The first car was shown in London in 1952. As thousands of enthusiasts fought for a glimpse of this pale blue masterpiece, police erected crush barriers to protect the car.
The designer, Donald Healey of Healey Motor Company, planned to make five cars per week in his converted aircraft hangar. It became obvious that much more production capacity was needed and he formed a partnership with Britain's largest car maker, British Motor Corporation. It used well-known components from Austin, one of the companies that made up BMC. 200 units per week were produced and were sold through the Austin sales network. The name was known as Austin-Healey.
As the car evolved into a 3 liter, 6-cylinder engine with electric overdrive, and later to more sophisticated fittings like roll-up windows and rear jump seats, it kept its original body. After fifteen years and more than 70,000 unites the last Austin Healey 3000 looked almost exactly like the original Healey 100.

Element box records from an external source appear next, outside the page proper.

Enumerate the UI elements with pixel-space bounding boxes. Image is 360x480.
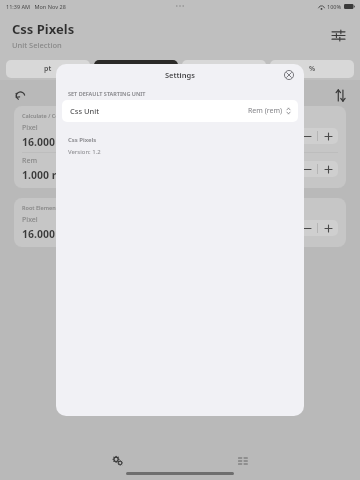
staticText: Pixel [22,215,38,225]
button[interactable]: Filters [326,23,350,47]
staticText: 16.000 px [22,227,71,241]
staticText: Root Element Size [22,204,70,211]
staticText: Css Pixels [68,136,97,144]
button[interactable]: Sort [330,85,350,105]
button[interactable]: Decrease [297,161,317,177]
button[interactable]: Decrease [297,128,317,144]
staticText: pt [44,64,52,74]
button[interactable]: Increase [318,128,338,144]
button[interactable]: Grid view [232,450,254,472]
staticText: 100% [327,3,342,10]
button[interactable]: % [270,60,354,78]
button[interactable]: Increase [318,220,338,236]
button[interactable]: Increase [318,161,338,177]
staticText: % [309,64,316,74]
staticText: Settings [165,70,195,80]
staticText: 1.000 rem [22,168,73,182]
button[interactable]: rem [94,60,178,78]
staticText: SET DEFAULT STARTING UNIT [68,90,146,97]
staticText: Calculate / Convert [22,112,74,119]
staticText: Rem (rem) [248,106,283,116]
button[interactable]: Decrease [297,220,317,236]
button[interactable]: em [182,60,266,78]
staticText: 16.000 px [22,135,71,149]
button[interactable]: Close [281,67,297,83]
button[interactable]: Settings [107,450,129,472]
staticText: Css Unit [70,106,100,116]
button[interactable]: pt [6,60,90,78]
staticText: Version: 1.2 [68,148,101,156]
staticText: Css Pixels [12,20,75,38]
button[interactable]: Css Unit [62,100,298,122]
staticText: 11:39 AM Mon Nov 28 [6,3,66,10]
staticText: Pixel [22,123,38,133]
button[interactable]: Undo [10,85,30,105]
staticText: Rem [22,156,38,166]
staticText: Unit Selection [12,40,62,50]
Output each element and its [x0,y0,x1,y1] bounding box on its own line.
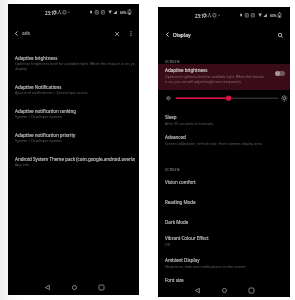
button[interactable]: Back [8,26,139,40]
staticText: Sleep [165,114,177,120]
staticText: Optimise brightness level for available … [15,61,135,71]
button[interactable]: Dark Mode [158,219,290,225]
button[interactable]: Back [188,284,206,296]
staticText: System > Developer options [15,138,63,143]
button[interactable]: More options [126,29,135,38]
staticText: ads [22,30,30,37]
staticText: 23:17 [195,13,207,19]
staticText: Adaptive notification ranking [15,108,77,114]
staticText: SCREEN [165,167,180,172]
other: Back [13,30,20,37]
staticText: Screen calibration, refresh rate, front … [165,141,262,146]
staticText: Off [165,242,171,247]
staticText: Adaptive Notifications [15,84,62,90]
staticText: Advanced [165,134,186,140]
staticText: Ambient Display [165,257,200,263]
staticText: Adaptive brightness [15,55,58,61]
staticText: Vision comfort [165,179,196,185]
staticText: System > Developer options [15,114,63,119]
staticText: Show time, date and notifications on the… [165,264,246,269]
button[interactable]: Back [158,27,290,42]
other: Back [164,31,171,38]
staticText: App info [15,162,30,167]
button[interactable]: Clear search [112,29,121,38]
button[interactable]: Home [215,284,233,296]
button[interactable]: Search [275,30,285,40]
button[interactable]: Advanced [158,134,290,146]
button[interactable]: Recents [92,281,110,293]
button[interactable]: Adaptive notification priority [8,132,139,143]
button[interactable]: Back [38,281,56,293]
button[interactable]: Reading Mode [158,199,290,205]
staticText: 23:17 [45,10,57,16]
staticText: 60% [120,11,127,15]
staticText: SCREEN [165,59,180,64]
button[interactable]: Home [65,281,83,293]
button[interactable]: Android System Theme pack (com.google.an… [8,156,139,167]
staticText: Android System Theme pack (com.google.an… [15,156,135,162]
staticText: Adaptive brightness [165,67,208,73]
button[interactable]: Adaptive brightness [158,64,290,90]
button[interactable]: Font size [158,277,290,283]
button[interactable]: Adaptive Notifications [8,84,139,95]
button[interactable]: Sleep [158,114,290,126]
staticText: Dark Mode [165,219,189,225]
button[interactable]: Ambient Display [158,257,290,269]
staticText: Vibrant Colour Effect [165,235,209,241]
staticText: Optimise brightness level for available … [165,74,265,84]
button[interactable]: Adaptive brightness [8,55,139,71]
staticText: 60% [270,14,277,18]
button[interactable]: Adaptive notification ranking [8,108,139,119]
staticText: Reading Mode [165,199,196,205]
button[interactable]: Recents [242,284,260,296]
staticText: Display [173,31,191,38]
staticText: After 30 seconds of inactivity [165,121,214,126]
button[interactable]: Vibrant Colour Effect [158,235,290,247]
staticText: Adaptive notification priority [15,132,76,138]
button[interactable]: Vision comfort [158,179,290,185]
staticText: Font size [165,277,184,283]
staticText: Apps and notifications > Special app acc… [15,90,88,95]
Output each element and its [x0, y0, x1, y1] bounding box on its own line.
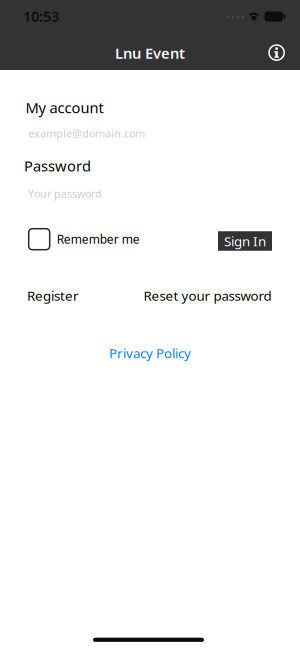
staticText: Privacy Policy [109, 344, 191, 362]
staticText: Your password [28, 186, 102, 201]
staticText: Register [27, 287, 79, 304]
staticText: example@domain.com [28, 126, 145, 140]
button[interactable]: Reset your password [144, 287, 272, 304]
staticText: My account [26, 98, 104, 117]
button[interactable]: Sign In [218, 231, 272, 251]
staticText: 10:53 [23, 6, 59, 26]
button[interactable]: Remember me [29, 229, 140, 250]
button[interactable] [266, 42, 288, 64]
staticText: Remember me [57, 231, 140, 247]
staticText: Password [24, 156, 91, 176]
staticText: Reset your password [144, 287, 272, 304]
staticText: Sign In [224, 232, 266, 250]
button[interactable]: Privacy Policy [109, 344, 191, 362]
staticText: Lnu Event [115, 43, 185, 63]
button[interactable]: Register [27, 287, 79, 304]
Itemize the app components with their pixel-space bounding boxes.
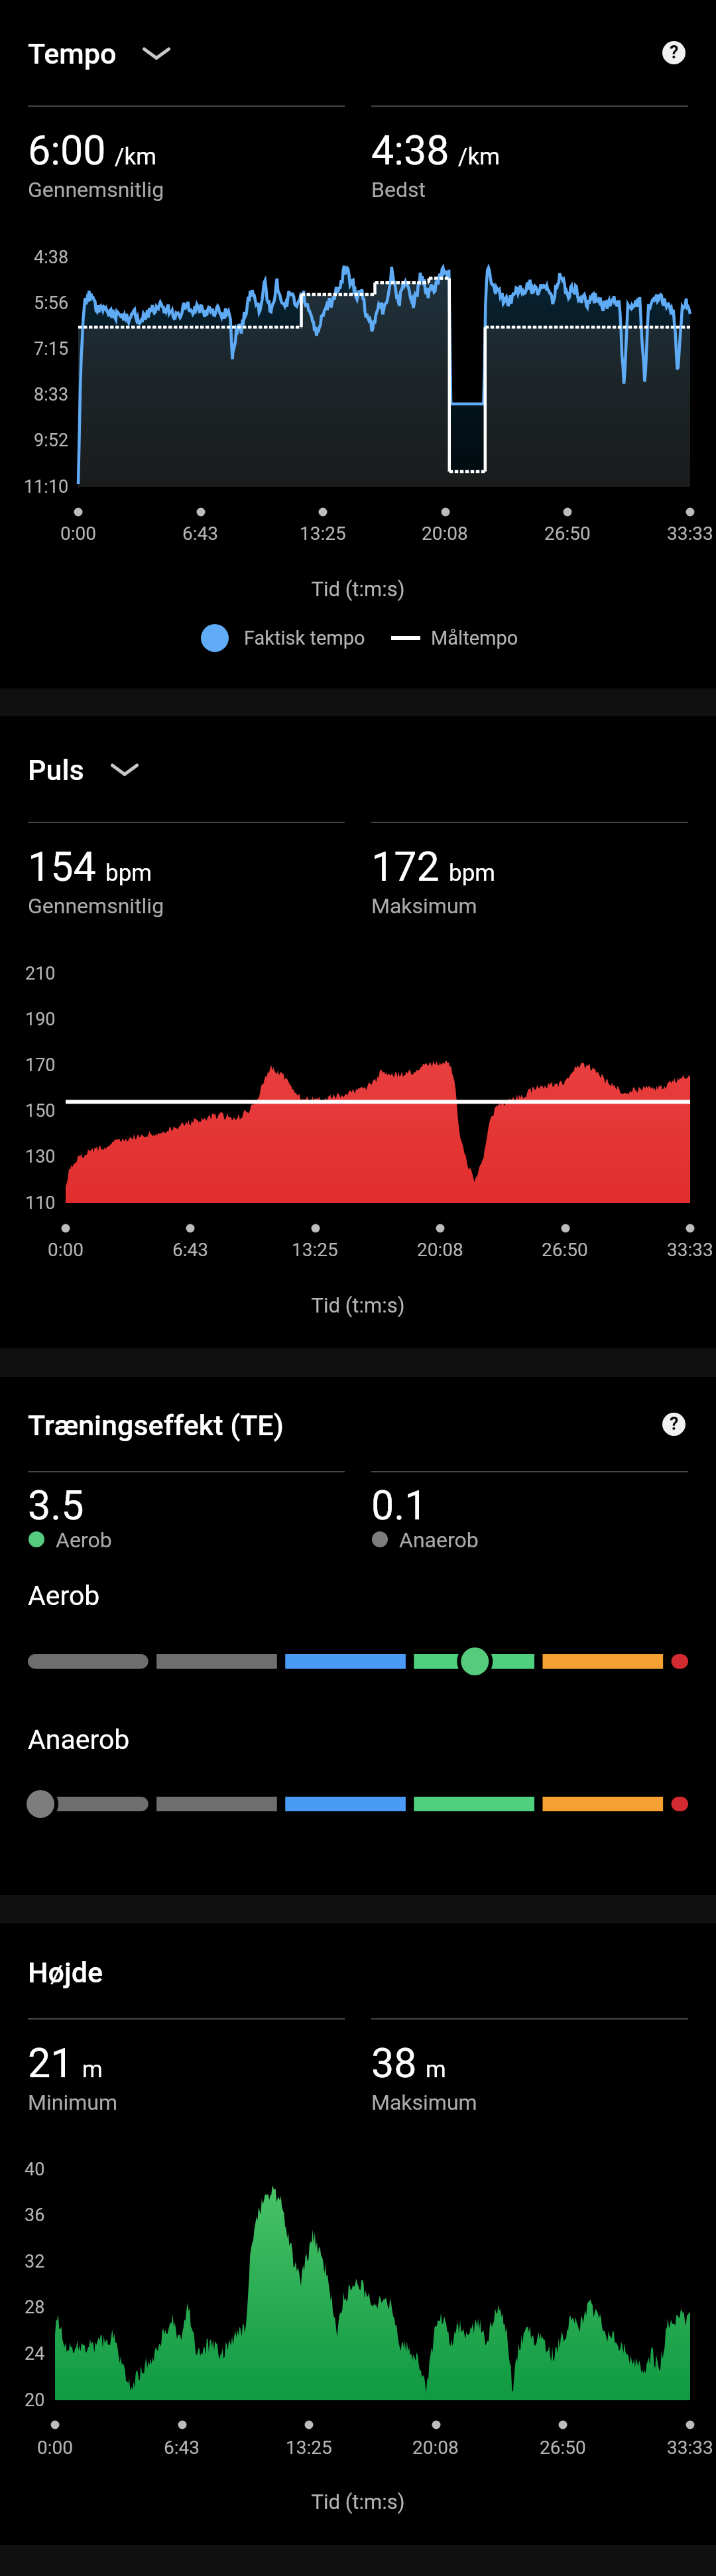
staticText: 33:33 [667,1239,713,1261]
staticText: 20:08 [412,2437,459,2459]
staticText: 6:43 [182,523,218,545]
staticText: Puls [28,753,84,787]
staticText: Tid (t:m:s) [0,577,716,601]
staticText: 172 [371,843,440,890]
staticText: Aerob [56,1527,112,1553]
staticText: /km [115,143,156,170]
staticText: 8:33 [34,384,69,405]
staticText: ? [670,1413,679,1435]
staticText: 38 [371,2039,417,2087]
staticText: 20 [25,2390,45,2411]
staticText: 26:50 [544,523,591,545]
staticText: 0:00 [37,2437,73,2459]
button[interactable]: Hjælp [648,1399,699,1449]
staticText: Tempo [28,37,117,70]
staticText: 13:25 [300,523,346,545]
staticText: Anaerob [28,1724,130,1756]
staticText: m [426,2056,446,2083]
button[interactable]: Hjælp [648,27,699,78]
staticText: 0:00 [48,1239,84,1261]
staticText: 7:15 [34,338,69,359]
staticText: Anaerob [399,1527,479,1553]
staticText: Tid (t:m:s) [0,1293,716,1317]
staticText: 36 [25,2205,45,2226]
staticText: 32 [25,2251,45,2272]
staticText: 13:25 [292,1239,338,1261]
staticText: 3.5 [28,1482,84,1529]
staticText: 170 [25,1055,56,1076]
staticText: 33:33 [667,523,713,545]
staticText: 154 [28,843,96,890]
staticText: Måltempo [431,627,518,649]
button[interactable]: Skjul afsnit [99,743,150,794]
staticText: 4:38 [371,127,449,174]
staticText: 0:00 [60,523,96,545]
staticText: Højde [28,1956,103,1989]
staticText: 11:10 [24,476,69,497]
staticText: ? [670,42,679,63]
staticText: 0.1 [371,1482,428,1529]
staticText: 26:50 [540,2437,586,2459]
staticText: Bedst [371,177,426,202]
staticText: Tid (t:m:s) [0,2490,716,2514]
staticText: 40 [25,2159,45,2180]
staticText: 33:33 [667,2437,713,2459]
staticText: 28 [25,2297,45,2318]
staticText: 6:00 [28,127,106,174]
staticText: /km [458,143,500,170]
staticText: Gennemsnitlig [28,177,164,202]
button[interactable]: Skjul afsnit [131,27,182,78]
staticText: 26:50 [542,1239,588,1261]
staticText: Minimum [28,2090,117,2115]
staticText: 150 [25,1100,56,1122]
staticText: Maksimum [371,2090,477,2115]
staticText: 190 [25,1009,56,1030]
staticText: Faktisk tempo [244,627,365,649]
staticText: 6:43 [164,2437,200,2459]
staticText: bpm [449,860,495,887]
staticText: 9:52 [34,430,69,451]
staticText: 4:38 [34,247,69,268]
staticText: Maksimum [371,893,477,919]
staticText: Træningseffekt (TE) [28,1409,284,1442]
staticText: 5:56 [34,292,69,314]
staticText: m [82,2056,103,2083]
staticText: Gennemsnitlig [28,893,164,919]
staticText: 20:08 [422,523,468,545]
staticText: 6:43 [172,1239,208,1261]
staticText: 110 [25,1192,56,1214]
staticText: 24 [25,2343,45,2364]
staticText: 20:08 [417,1239,463,1261]
staticText: 130 [25,1146,56,1167]
staticText: 210 [25,963,56,984]
staticText: bpm [105,860,152,887]
staticText: 13:25 [286,2437,332,2459]
staticText: Aerob [28,1580,100,1612]
staticText: 21 [28,2039,74,2087]
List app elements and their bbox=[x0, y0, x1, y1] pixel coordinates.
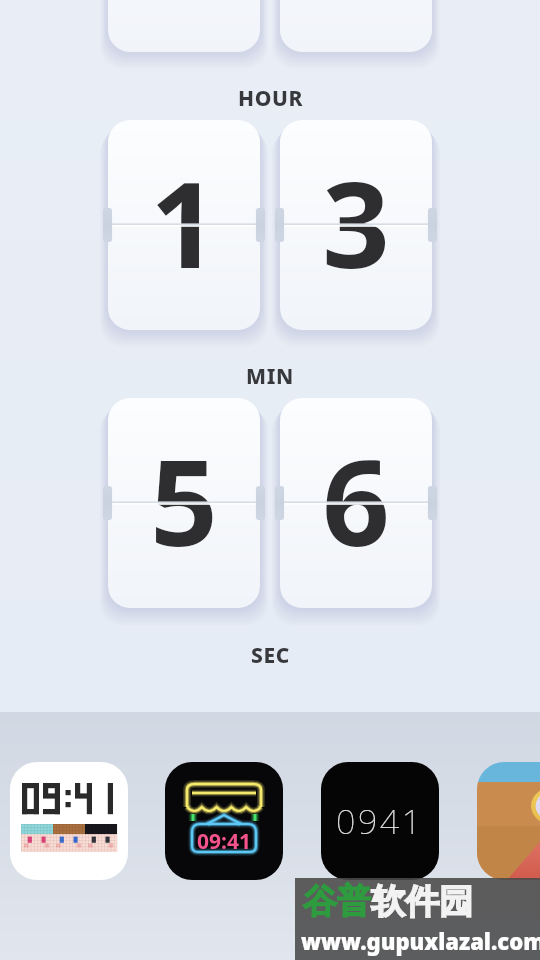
staticText: 09:41 bbox=[197, 827, 251, 856]
staticText: www.gupuxlazal.com bbox=[301, 926, 540, 956]
button[interactable]: 8 bbox=[280, 0, 432, 52]
button[interactable]: Minimal thin clock app bbox=[321, 762, 439, 880]
button[interactable]: 5 bbox=[108, 398, 260, 608]
button[interactable]: 3 bbox=[280, 120, 432, 330]
button[interactable]: 6 bbox=[280, 398, 432, 608]
button[interactable]: Pixel clock widget app bbox=[10, 762, 128, 880]
staticText: 1 bbox=[150, 142, 218, 303]
staticText: 0941 bbox=[336, 798, 424, 844]
button[interactable]: Neon shop clock app bbox=[165, 762, 283, 880]
staticText: HOUR bbox=[238, 84, 303, 113]
staticText: 谷普 bbox=[303, 880, 371, 923]
staticText: 3 bbox=[322, 142, 390, 303]
staticText: 6 bbox=[322, 420, 390, 581]
staticText: 12 bbox=[539, 794, 540, 806]
button[interactable]: 1 bbox=[108, 120, 260, 330]
staticText: MIN bbox=[246, 362, 294, 391]
button[interactable]: 4 bbox=[108, 0, 260, 52]
button[interactable]: Melting clock app bbox=[477, 762, 540, 880]
staticText: 5 bbox=[150, 420, 218, 581]
staticText: SEC bbox=[251, 641, 290, 670]
staticText: 软件园 bbox=[371, 880, 473, 923]
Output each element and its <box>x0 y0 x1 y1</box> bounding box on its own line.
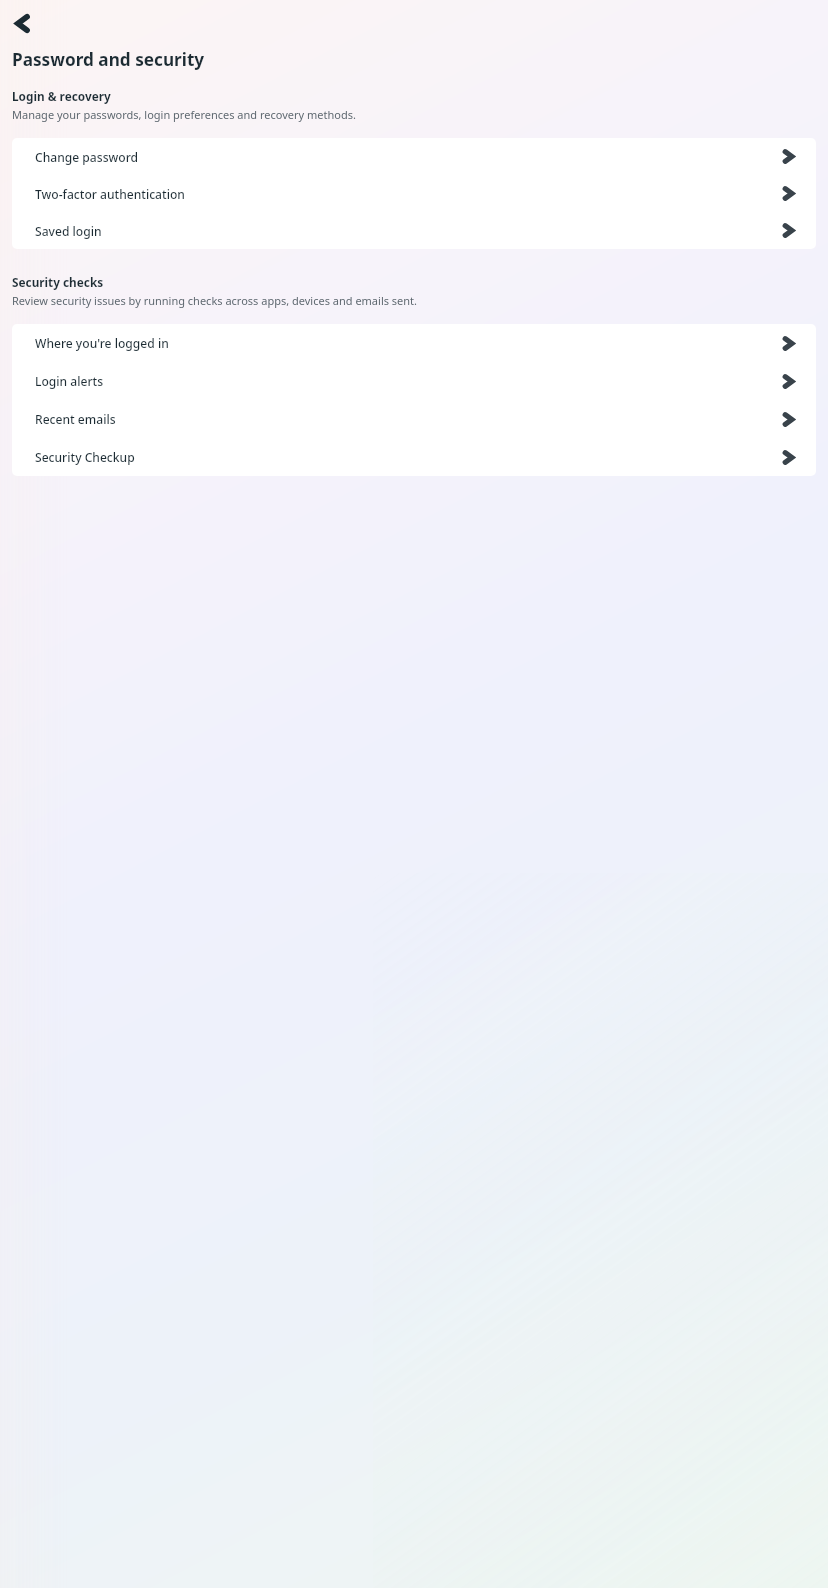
staticText: Login alerts <box>35 373 775 389</box>
button[interactable]: Change password <box>12 138 816 175</box>
button[interactable]: Login alerts <box>12 362 816 400</box>
staticText: Change password <box>35 149 775 165</box>
staticText: Where you're logged in <box>35 335 775 351</box>
staticText: Login & recovery <box>12 88 111 104</box>
button[interactable]: Back <box>5 6 39 40</box>
staticText: Manage your passwords, login preferences… <box>12 107 356 122</box>
staticText: Saved login <box>35 223 775 239</box>
staticText: Security checks <box>12 274 104 290</box>
button[interactable]: Saved login <box>12 212 816 249</box>
staticText: Review security issues by running checks… <box>12 293 418 308</box>
button[interactable]: Two-factor authentication <box>12 175 816 212</box>
button[interactable]: Where you're logged in <box>12 324 816 362</box>
button[interactable]: Recent emails <box>12 400 816 438</box>
staticText: Recent emails <box>35 411 775 427</box>
staticText: Password and security <box>12 48 205 71</box>
staticText: Security Checkup <box>35 449 775 465</box>
button[interactable]: Security Checkup <box>12 438 816 476</box>
staticText: Two-factor authentication <box>35 186 775 202</box>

The bodies of the car were constructed of alloy for the center shrouds with steel doors and fenders. These created rust traps that still plague the cars today. The original car, designated a BN1, had 4 cylinders with displacement of 2600cc that produced 90bhp.
In 1956, the cylinder 100-Six (BN4) was introduced having a displacement of 2639cc and producing 102 bhp. This was no great improvement in performance, but it was much smoother, which it generally made it more restful to drive.
Austin Healey introduced the 2912cc engine in 1959 to take advantage of the three-liter international competition class. It produced 124 bhp and was designated BN7 and BT7 for the four-seat version. This car was popularly known as the Mark I in order to distinguish it from the later cars.
The Mark II was developed in 1961 with three SU carburetors. This increased the BHP to 131. Over the next few years there were other changes, the most notable of which was the loss of one carburetor with only a 2 bhp decrease.
In March of 1964, the most luxurious and fastest of the non-racing Healeys was introduced. The new Mark III or BJ8 looked identical to its predecessor from the outside, but the inside was different. The power was increased to 150 bhp, while reducing the noise level. The interior was completely re-designed with a console sweeping down from the center of the polished wooden veneer dash. Roll-up windows were standard.
The last big Healey was produced in December of 1967. It fell victim to the U.S. Federal regulations.
Today, the big Healeys are sought after by both enthusiast and investors alike. The prices range from about $5000 for a non-running restorable car to in excess of $25,000 for a fully restored show car. Parts are readily available, and the technology is simple which makes this a very good project car as well as an investment.
This car can be as docile as a kitten in traffic or as wild as a tiger on the mountain roads - it will nevertheless continue to increase in value.